39 He also told them a parable: “Can a blind man guide [another] blind man? Will they not both fall into a hole in the ground? 40 A student is not superior to his teacher; but everyone, after he has been completely trained, will be like his teacher. 41 Why do you look at the speck that is in your brother’s eye, but do not notice or consider the log that is in your own eye? 42 How can you say to your brother, ‘Brother, allow me to take out the speck that is in your eye,’ when you yourself do not see the log that is in your own eye? You hypocrite (play actor, pretender), first take the log out of your own eye, and then you will see clearly to take out the speck that is in your brother’s eye. 43 For there is no good tree which produces bad fruit, nor, on the other hand, a bad tree which produces good fruit.(J) 44 For each tree is known and identified by its own fruit. For figs are not picked from thorn bushes, nor is a cluster of grapes picked from a briar bush. 45 The [intrinsically] good man produces what is good and honorable and moral out of the good treasure [stored] in his heart; and the [intrinsically] evil man produces what is wicked and depraved out of the evil [in his heart]; for his mouth speaks from the overflow of his heart.
A Secure Foundation
46 “Why do you call Me, ‘Lord, Lord,’ and do not practice what I tell you? 47 Everyone who comes to Me and listens to My words and obeys them, I will show you whom he is like:(K) 48 he is like a [far-sighted, practical, and sensible] man building a house, who dug deep and laid a foundation on the rock; and when a flood occurred, the torrent burst against that house and yet could not shake it, because it had been securely built and founded on the rock. 49 But the one who has [merely] heard and has not practiced [what I say], is like a [foolish] man who built a house on the ground without any foundation, and the torrent burst against it; and it immediately collapsed, and the ruin of that house was great.”

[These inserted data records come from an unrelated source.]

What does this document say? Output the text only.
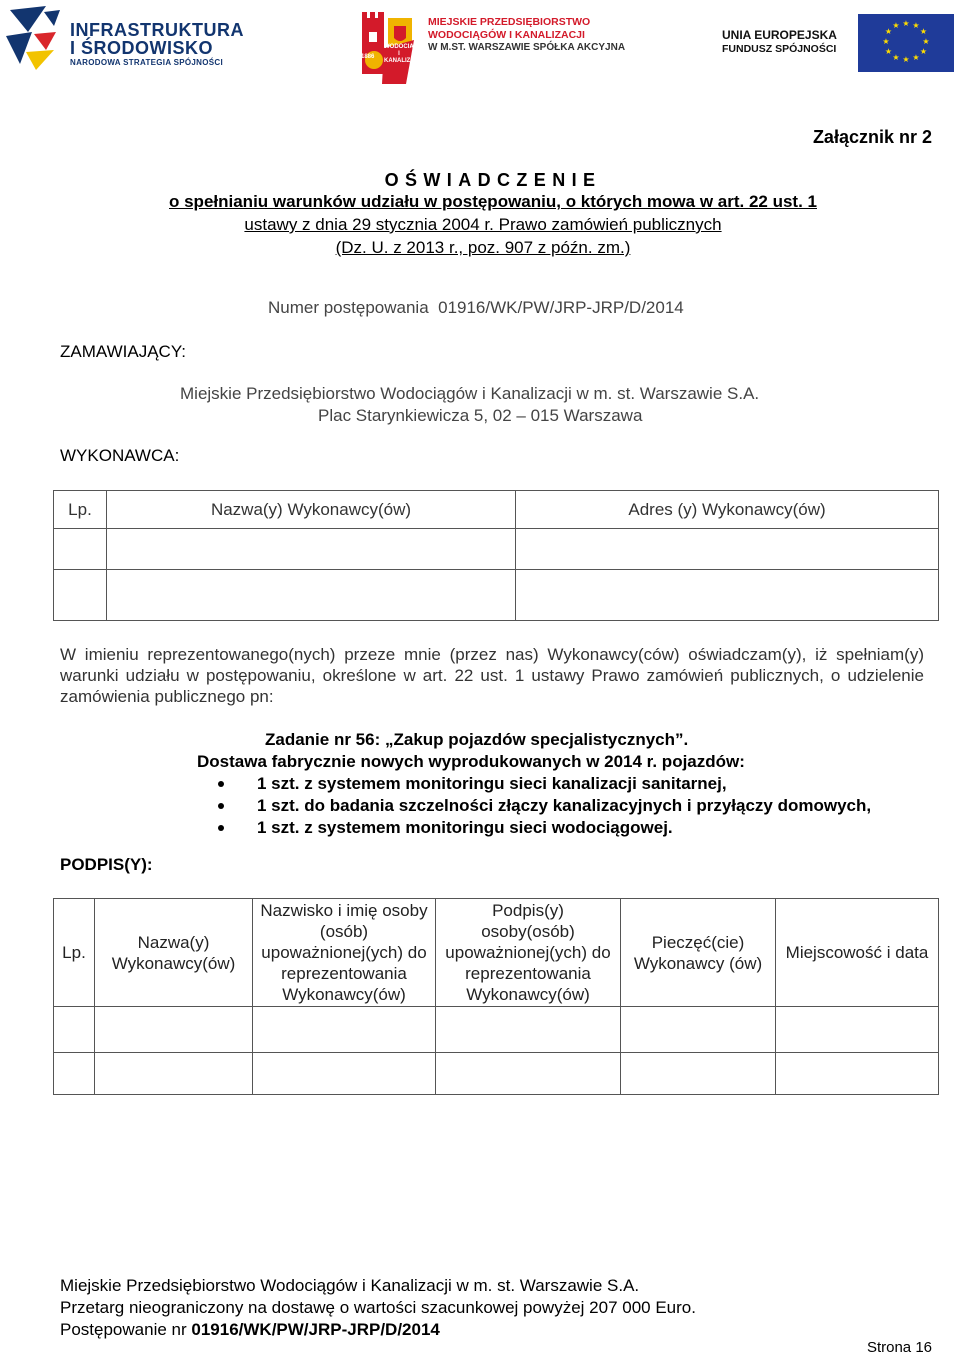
INFRASTRUKTURA
I ŚRODOWISKO
NARODOWA STRATEGIA SPÓJNOŚCI
1886
WODOCIĄGI I KANALIZACJA
MIEJSKIE PRZEDSIĘBIORSTWO
WODOCIĄGÓW I KANALIZACJI
W M.ST. WARSZAWIE SPÓŁKA AKCYJNA
UNIA EUROPEJSKA
FUNDUSZ SPÓJNOŚCI
★ ★
★
★
★
★
★
★
★
★
★
★
Załącznik nr 2
OŚWIADCZENIE
o spełnianiu warunków udziału w postępowaniu, o których mowa w art. 22 ust. 1
ustawy z dnia 29 stycznia 2004 r. Prawo zamówień publicznych
(Dz. U. z 2013 r., poz. 907 z późn. zm.)
Numer postępowania 01916/WK/PW/JRP-JRP/D/2014
ZAMAWIAJĄCY:
Miejskie Przedsiębiorstwo Wodociągów i Kanalizacji w m. st. Warszawie S.A.
Plac Starynkiewicza 5, 02 – 015 Warszawa
WYKONAWCA:
Lp.	Nazwa(y) Wykonawcy(ów)	Adres (y) Wykonawcy(ów)

W imieniu reprezentowanego(nych) przeze mnie (przez nas) Wykonawcy(ców) oświadczam(y), iż spełniam(y) warunki udziału w postępowaniu, określone w art. 22 ust. 1 ustawy Prawo zamówień publicznych, o udzielenie zamówienia publicznego pn:
Zadanie nr 56: „Zakup pojazdów specjalistycznych”.
Dostawa fabrycznie nowych wyprodukowanych w 2014 r. pojazdów:
1 szt. z systemem monitoringu sieci kanalizacji sanitarnej,
1 szt. do badania szczelności złączy kanalizacyjnych i przyłączy domowych,
1 szt. z systemem monitoringu sieci wodociągowej.
PODPIS(Y):
Lp.	Nazwa(y) Wykonawcy(ów)	Nazwisko i imię osoby (osób) upoważnionej(ych) do reprezentowania Wykonawcy(ów)	Podpis(y) osoby(osób) upoważnionej(ych) do reprezentowania Wykonawcy(ów)	Pieczęć(cie) Wykonawcy (ów)	Miejscowość i data

Miejskie Przedsiębiorstwo Wodociągów i Kanalizacji w m. st. Warszawie S.A.
Przetarg nieograniczony na dostawę o wartości szacunkowej powyżej 207 000 Euro.
Postępowanie nr 01916/WK/PW/JRP-JRP/D/2014
Strona 16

a. Luke 6:2: See note Matt 12:2.
b. Luke 6:4: Or showbread; lit bread of presentation.
c. Luke 6:13: In general usage the word “apostle” (Gr apostolos) means “sent one” or “messenger.” In this passage and others in reference to the “twelve,” the word “apostles” is used in a technical sense of the twelve disciples, and later Paul, whom Jesus chose. An apostle was one who had witnessed Christ’s resurrection (Acts 1:21, 22) or (in Paul’s case) had seen the resurrected Christ (1 Cor 9:1, 2). They validated their apostleship by performing “signs and wonders and miracles” (2 Cor 12:12), and were the foundation of the church.
d. Luke 6:14: The sons of Zebedee and Salome. Salome is believed to be a sister of Mary, the mother of Jesus.
e. Luke 6:15: Also called James the Less or James the Younger. His mother Mary (Gr Maria) is believed to be a sister or sister-in-law of Mary, the mother of Jesus.
f. Luke 6:20: In vv 20-22 Luke lists four of the nine Beatitudes recorded by Matthew and follows them with four antithetical woes in vv 24-26.
g. Luke 6:24: The four woes (vv 24-26) are addressed to those who lack spiritual perception and are oblivious to the importance of Jesus’ message of salvation.
h. Luke 6:27: The key to understanding this and other statements about love is to know that this love (the Greek word agape) is not so much a matter of emotion as it is of doing things for the benefit of another person, that is, having an unselfish concern for another and a willingness to seek the higher good for another.
i. Luke 6:29: In this context the “slap” is not an act of violence, but more likely an insult or violation of one’s rights.
j. Luke 6:30: Probably a prohibition against frivolous legal action.
k. Luke 6:35: Or not despairing at all.
l. Luke 6:37: This is not a prohibition of judgment, nor is it a command to stop using godly wisdom, common sense, and moral courage together with God’s written word to discern right from wrong, to distinguish between morality and immorality, and to judge doctrinal truth. There are many judgments that are not only legitimate, but are commanded (cf John 7:24; 1 Cor 5:5, 12; Gal 1:8, 9; 1 John 4:1-3; 2 John 10); however, you cannot judge another if you are committing the same type of sin.